# looking for someone to make a statue of my cat



## razzle

Does anyone know of someone who can do this? Razzle was the love of my life. My heart kitty.

Kathy


----------



## Saydee

I don't, but this is a great idea. You *have* to post pictures once you get it done.


----------



## JustOneMore

Saydee said:


> I don't, but this is a great idea. You *have* to post pictures once you get it done.


I concur. We need pics once it's done.


----------



## Yuki'sMum

Maybe have a look on Etsy. A lot of artisans there will do custom work. Good luck and we definitely want to see pics if you're successful 


Sent from my iPhone using Petguide.com Free App


----------



## spirite

I was going to suggest the same thing! There are a lot of ceramicists (?) on Etsy, and many are cat lovers. It's my favorite place to get gifts.
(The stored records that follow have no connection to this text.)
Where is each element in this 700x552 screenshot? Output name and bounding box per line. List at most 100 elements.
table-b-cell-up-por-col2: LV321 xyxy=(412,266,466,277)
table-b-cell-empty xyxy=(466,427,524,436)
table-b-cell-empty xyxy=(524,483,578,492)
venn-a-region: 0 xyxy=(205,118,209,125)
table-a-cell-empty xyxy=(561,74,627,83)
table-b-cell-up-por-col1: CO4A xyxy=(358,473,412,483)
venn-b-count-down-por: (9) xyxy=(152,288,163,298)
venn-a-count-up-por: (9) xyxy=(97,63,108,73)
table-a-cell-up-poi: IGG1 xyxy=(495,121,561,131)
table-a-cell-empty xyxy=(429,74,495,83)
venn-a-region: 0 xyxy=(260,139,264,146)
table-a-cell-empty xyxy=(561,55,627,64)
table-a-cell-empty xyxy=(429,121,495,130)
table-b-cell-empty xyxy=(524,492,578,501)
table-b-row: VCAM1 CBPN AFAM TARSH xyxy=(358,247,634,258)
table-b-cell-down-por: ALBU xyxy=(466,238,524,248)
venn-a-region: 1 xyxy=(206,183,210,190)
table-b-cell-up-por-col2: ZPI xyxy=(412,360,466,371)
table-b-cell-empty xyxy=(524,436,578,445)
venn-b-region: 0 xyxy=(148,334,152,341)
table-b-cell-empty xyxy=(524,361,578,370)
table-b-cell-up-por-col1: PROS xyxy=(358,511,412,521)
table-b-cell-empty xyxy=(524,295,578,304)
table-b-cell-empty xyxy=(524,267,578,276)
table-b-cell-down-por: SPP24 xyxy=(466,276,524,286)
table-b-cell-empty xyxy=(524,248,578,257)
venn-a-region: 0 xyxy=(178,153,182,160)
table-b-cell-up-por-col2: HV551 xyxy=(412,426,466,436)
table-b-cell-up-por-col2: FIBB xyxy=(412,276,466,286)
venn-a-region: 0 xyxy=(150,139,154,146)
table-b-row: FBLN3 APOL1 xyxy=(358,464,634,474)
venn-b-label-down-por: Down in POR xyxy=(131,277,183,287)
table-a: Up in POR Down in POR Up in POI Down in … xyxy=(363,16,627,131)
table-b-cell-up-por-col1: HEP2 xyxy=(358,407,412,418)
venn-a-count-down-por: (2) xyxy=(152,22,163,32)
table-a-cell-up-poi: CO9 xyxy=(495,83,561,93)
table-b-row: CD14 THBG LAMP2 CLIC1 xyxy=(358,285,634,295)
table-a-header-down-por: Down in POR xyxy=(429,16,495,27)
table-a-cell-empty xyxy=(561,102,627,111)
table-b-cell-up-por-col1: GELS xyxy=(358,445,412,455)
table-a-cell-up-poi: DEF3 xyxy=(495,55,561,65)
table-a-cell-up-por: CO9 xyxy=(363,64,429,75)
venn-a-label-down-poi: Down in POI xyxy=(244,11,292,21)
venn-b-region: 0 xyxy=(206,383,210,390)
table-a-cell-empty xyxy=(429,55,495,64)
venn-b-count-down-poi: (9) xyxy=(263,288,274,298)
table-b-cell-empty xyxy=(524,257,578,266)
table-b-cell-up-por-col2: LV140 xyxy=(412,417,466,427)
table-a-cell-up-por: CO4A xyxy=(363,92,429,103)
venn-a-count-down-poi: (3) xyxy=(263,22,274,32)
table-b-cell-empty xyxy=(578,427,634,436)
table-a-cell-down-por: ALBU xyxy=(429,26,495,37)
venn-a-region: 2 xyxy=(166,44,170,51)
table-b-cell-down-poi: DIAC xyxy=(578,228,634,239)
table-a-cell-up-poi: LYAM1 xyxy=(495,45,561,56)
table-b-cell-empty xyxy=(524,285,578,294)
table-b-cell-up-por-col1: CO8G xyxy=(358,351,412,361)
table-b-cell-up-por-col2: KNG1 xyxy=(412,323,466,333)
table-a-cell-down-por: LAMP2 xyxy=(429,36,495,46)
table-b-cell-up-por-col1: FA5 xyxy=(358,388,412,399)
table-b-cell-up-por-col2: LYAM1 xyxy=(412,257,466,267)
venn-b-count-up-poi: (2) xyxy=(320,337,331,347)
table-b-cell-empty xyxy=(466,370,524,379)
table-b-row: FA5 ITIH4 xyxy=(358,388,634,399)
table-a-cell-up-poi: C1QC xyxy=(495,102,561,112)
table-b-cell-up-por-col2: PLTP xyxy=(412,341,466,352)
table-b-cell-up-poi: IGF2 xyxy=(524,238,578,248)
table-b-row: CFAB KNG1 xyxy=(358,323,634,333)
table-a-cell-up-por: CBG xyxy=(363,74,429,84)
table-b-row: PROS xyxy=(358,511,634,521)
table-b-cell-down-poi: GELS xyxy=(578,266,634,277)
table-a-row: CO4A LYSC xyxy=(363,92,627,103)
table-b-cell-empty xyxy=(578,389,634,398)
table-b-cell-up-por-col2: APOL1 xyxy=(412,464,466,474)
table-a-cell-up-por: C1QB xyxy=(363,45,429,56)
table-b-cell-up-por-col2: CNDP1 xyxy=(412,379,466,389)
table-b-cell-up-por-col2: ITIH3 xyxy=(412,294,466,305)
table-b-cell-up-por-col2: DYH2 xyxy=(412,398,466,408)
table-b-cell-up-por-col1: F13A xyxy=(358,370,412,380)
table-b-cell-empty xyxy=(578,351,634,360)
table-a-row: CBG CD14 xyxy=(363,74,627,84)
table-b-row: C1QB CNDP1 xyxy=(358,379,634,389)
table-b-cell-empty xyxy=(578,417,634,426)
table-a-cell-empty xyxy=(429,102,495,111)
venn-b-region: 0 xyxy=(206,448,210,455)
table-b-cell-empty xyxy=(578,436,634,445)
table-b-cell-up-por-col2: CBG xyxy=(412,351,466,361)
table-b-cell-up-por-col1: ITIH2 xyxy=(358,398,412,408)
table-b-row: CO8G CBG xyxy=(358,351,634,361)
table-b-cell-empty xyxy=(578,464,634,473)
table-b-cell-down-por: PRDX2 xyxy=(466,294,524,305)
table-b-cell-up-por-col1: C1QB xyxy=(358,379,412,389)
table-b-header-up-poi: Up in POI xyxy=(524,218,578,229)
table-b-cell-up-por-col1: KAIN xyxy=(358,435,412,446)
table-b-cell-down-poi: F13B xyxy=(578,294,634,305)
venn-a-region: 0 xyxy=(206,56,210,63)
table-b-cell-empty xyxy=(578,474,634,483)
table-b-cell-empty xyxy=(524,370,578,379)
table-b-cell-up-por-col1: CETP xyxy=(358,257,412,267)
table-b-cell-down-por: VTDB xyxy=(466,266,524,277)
I hope you find someone!


----------



## spirite

I just did a search on Etsy for "custom cat sculpture" and there are several artists who do custom sculptures.


----------



## Marcia

Don't have a sculpture, but I had our Missy's face (my avatar) painted on our mailbox as a surprise for my husband. Now every time we come home we see her sweet face and we smile. It was only about $130 to have this done, includes the cost of the mailbox and shipping!


----------



## Mitts & Tess

I love Etsy. I buy most of my cat toys on Etsy. Im looking forward to see the end result of your kittys sculpture!


----------



## Kobster

I use a lady in Scotland to do mini's of my kids. I met her on a dog forum, she is very talented. I had one done of Marie's Cinderella also. Her name is Dee Lovegrove. She did one of my Moxie and I sent her clippings of her fur and the model is made and fully furred with Moxie's own fur. its something i will always treasure. [email protected] Just drop my name, or say Moxie's Mom sent you. She works off photographs. 

This is the Moxie mini she made.


----------



## marie73

Kobster said:


> I had one done of Marie's Cinderella also.


Beautifully done!


----------